Laid out below was the empty, three-mile sweep of Harlech Beach.  Behind towered the massive backdrop of Snowdon and her sister mountains, and above all that the sun was starting to set in a blaze of red, yellow, orange and purple.  I’ve never seen sunsets to equal those over Snowdon and the Llyn Peninsular, and that was the best I ever saw.

The air hung still. Everything was quiet.  We sat on that stone wall transfixed, watching the tide slide gently up the sand with hardly a ripple. No one spoke.

Suddenly a shark’s fin broke the surface beneath us.  It was a basking shark.  We could clearly see its dark bulk below the surface. It glided slowly though the water, keeping never more than ten yards from the shoreline.  We watched in fascinated silence for more than twenty minutes until it finally disappeared into the distant and fast gathering gloom.

That week we’d been studying the poem Bright Star by John Keats.  As usual I hadn’t understood any of it.  But now it was impossible for me to disconnect it from what I’d just witnessed – a beautiful reality had joined with a beautiful piece of literature.

Bright Star.

Bright star, would I were as steadfast as thou art-
  Not in lone splendour hung aloft the night,
And watching with eternal lids apart,
  Like Nature’s patient sleepless Emerite,
The moving waters at their priest-like task
  O pure ablution round earth’s human shores.
Or gazing on the new soft-fallen mask
  Of snow upon the mountains and the moors –
No – yet still steadfast, still unchangeable,
  Pillowed upon my fair loves ripening breast,
To feel for ever its soft swell,
  Awake for ever in a sweet unrest.
   Still, still to hear her tender-taken breath,
    And so live ever – or else swoon to death.

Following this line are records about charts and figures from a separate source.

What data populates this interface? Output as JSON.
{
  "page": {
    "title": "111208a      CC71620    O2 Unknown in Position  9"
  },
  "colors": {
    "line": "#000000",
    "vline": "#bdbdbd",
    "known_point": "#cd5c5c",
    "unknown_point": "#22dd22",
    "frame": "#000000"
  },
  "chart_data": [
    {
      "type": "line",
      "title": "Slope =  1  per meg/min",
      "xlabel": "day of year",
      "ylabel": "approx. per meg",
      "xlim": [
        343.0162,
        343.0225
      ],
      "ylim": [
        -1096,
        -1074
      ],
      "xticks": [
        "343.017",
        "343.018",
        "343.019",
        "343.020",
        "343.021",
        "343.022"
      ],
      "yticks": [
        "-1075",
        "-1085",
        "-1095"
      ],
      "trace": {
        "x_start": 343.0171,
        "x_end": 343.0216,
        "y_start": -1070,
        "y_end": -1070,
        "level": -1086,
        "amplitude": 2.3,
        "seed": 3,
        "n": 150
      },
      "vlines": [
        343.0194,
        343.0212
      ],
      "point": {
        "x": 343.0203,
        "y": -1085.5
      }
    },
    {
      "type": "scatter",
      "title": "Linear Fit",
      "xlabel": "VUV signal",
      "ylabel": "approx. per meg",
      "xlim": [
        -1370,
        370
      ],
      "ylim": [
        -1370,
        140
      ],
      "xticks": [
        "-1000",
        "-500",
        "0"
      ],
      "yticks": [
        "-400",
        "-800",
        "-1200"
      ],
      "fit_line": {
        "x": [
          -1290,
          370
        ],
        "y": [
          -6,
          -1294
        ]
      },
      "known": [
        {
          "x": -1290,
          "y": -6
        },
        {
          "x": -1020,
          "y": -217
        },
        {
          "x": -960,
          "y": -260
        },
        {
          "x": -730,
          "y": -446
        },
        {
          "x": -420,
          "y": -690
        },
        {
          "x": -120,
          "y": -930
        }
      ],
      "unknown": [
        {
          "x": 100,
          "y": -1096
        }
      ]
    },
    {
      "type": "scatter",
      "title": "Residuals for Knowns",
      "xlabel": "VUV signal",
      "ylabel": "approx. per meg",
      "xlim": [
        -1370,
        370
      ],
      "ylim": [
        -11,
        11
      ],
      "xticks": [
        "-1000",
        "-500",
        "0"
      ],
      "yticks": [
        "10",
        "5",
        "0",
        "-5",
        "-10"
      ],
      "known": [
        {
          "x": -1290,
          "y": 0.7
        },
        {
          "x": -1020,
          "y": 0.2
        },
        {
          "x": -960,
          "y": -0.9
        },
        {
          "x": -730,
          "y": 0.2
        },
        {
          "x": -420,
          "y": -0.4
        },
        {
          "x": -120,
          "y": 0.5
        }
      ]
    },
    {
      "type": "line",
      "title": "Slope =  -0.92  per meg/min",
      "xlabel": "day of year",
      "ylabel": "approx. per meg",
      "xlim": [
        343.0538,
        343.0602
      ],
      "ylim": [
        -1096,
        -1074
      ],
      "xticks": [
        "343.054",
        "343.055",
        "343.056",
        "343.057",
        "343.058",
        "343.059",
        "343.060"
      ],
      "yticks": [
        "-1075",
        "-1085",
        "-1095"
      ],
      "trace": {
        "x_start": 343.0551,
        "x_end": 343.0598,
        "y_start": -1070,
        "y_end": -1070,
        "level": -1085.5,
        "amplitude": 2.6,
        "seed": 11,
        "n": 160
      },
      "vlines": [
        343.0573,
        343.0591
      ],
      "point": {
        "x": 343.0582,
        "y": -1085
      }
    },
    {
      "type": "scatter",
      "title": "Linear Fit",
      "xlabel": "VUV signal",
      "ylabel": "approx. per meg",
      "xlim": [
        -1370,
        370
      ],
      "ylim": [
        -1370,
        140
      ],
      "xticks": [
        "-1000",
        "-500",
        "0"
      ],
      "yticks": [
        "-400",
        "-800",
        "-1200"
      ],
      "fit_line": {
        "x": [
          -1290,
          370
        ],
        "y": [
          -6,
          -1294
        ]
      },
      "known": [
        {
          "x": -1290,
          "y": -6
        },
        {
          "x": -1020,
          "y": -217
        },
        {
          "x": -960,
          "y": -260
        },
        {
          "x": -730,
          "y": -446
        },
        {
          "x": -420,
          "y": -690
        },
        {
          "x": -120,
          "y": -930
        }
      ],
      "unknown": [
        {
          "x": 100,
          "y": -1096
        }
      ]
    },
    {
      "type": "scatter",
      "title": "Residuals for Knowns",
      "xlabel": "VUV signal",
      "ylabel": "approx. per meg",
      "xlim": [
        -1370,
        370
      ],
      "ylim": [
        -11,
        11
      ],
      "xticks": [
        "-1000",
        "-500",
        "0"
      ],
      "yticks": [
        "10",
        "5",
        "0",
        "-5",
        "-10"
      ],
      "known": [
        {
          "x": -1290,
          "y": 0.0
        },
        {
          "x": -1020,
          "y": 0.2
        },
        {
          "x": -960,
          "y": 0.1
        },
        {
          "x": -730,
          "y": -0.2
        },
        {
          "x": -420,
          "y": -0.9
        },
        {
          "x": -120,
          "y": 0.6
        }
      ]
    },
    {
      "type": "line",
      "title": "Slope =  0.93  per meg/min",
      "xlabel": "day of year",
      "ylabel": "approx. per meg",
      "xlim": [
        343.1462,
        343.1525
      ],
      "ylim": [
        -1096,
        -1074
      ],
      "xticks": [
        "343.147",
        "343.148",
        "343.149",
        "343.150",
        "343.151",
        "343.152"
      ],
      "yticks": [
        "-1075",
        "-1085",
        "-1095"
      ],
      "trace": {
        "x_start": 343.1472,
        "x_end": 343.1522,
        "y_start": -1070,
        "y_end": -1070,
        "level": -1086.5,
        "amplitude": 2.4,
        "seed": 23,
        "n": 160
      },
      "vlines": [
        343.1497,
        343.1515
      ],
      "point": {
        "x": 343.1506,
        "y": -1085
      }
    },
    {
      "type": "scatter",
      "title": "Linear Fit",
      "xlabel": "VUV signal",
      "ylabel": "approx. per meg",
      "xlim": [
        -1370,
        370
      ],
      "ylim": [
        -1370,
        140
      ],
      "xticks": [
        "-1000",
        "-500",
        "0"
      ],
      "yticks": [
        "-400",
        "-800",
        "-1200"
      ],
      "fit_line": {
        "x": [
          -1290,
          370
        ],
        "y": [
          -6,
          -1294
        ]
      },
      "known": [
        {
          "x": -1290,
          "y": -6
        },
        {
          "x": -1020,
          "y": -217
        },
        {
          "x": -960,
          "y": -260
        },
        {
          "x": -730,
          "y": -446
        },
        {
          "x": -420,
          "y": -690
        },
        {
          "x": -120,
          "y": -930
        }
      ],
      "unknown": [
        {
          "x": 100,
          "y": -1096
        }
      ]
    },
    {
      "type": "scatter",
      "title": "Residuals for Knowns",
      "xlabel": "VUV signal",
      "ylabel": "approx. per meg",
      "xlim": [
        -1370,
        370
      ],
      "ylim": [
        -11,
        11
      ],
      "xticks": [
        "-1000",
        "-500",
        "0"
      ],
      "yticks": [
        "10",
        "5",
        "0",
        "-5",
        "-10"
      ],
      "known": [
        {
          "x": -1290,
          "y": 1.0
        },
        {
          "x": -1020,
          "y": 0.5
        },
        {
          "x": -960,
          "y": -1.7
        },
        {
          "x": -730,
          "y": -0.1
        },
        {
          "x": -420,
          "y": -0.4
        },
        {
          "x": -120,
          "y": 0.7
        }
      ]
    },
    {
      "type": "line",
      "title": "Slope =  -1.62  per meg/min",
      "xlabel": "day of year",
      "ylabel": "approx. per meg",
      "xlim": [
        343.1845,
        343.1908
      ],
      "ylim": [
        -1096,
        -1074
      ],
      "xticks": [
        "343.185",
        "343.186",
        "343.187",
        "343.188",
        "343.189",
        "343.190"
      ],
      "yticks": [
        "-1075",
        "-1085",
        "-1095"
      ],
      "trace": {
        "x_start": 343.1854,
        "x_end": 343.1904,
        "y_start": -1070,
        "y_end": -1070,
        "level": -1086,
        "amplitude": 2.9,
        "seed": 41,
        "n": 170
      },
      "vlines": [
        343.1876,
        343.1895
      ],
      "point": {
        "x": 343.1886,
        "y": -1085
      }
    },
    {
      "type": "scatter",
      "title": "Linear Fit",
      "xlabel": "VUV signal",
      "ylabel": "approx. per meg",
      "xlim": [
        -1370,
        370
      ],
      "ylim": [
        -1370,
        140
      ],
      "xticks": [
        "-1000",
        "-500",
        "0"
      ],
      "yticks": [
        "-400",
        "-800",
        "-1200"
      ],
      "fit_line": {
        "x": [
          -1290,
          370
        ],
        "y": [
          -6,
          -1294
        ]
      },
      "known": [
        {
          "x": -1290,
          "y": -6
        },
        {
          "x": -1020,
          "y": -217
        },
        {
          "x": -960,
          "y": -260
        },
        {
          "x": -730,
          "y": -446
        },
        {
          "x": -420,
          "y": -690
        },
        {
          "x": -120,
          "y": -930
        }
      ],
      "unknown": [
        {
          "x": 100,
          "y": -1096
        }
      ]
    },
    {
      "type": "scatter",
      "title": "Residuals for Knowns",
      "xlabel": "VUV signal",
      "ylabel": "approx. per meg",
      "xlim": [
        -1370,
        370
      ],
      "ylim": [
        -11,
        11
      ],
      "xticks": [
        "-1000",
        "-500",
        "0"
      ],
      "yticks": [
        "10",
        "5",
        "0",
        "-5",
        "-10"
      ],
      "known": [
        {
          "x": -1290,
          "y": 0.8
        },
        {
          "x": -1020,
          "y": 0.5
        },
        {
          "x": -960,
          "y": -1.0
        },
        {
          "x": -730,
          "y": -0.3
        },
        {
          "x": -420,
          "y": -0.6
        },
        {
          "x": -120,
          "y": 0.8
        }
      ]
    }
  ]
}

I had suddenly, acquired a better understanding of things.  Those golden moments had demonstrated that poetry and art are more than just technique and being clever.  There must also be beauty and a soul.

I shall forever be grateful for that experience and I sometimes shudder to think I might have missed it.  What if I’d remained in college that night or gone off in another direction.

I was truly moved by those “moving waters” that evening, whilst sitting on that wall, and I’m still moved by them to this day.

Roger Jones

Carpe Noctem

Sashaying arm-in-arm through clubs and bars
They razzle-dazzle in their spike-heeled shoes,
Spaghetti-strappy tops and push-up bras,
Low-slung hipsters show G-strings and tattoos
And pierced navels.  Drop-dead gorgeous groups
Ricochet round dance-floor, bar and loos,
Propelled by power that never flags nor droops
(or vodka shots and multi-coloured booze).
Armed to the teeth with lip gloss, cash and comb
They party ’til the last bar closes down,
Wolfing hot-dogs as they swagger home –
On Fridays, when the girls go on the town.
Rip-roaring girls, you’re diamond hard and bright:
You reach out with both hands and seize the night.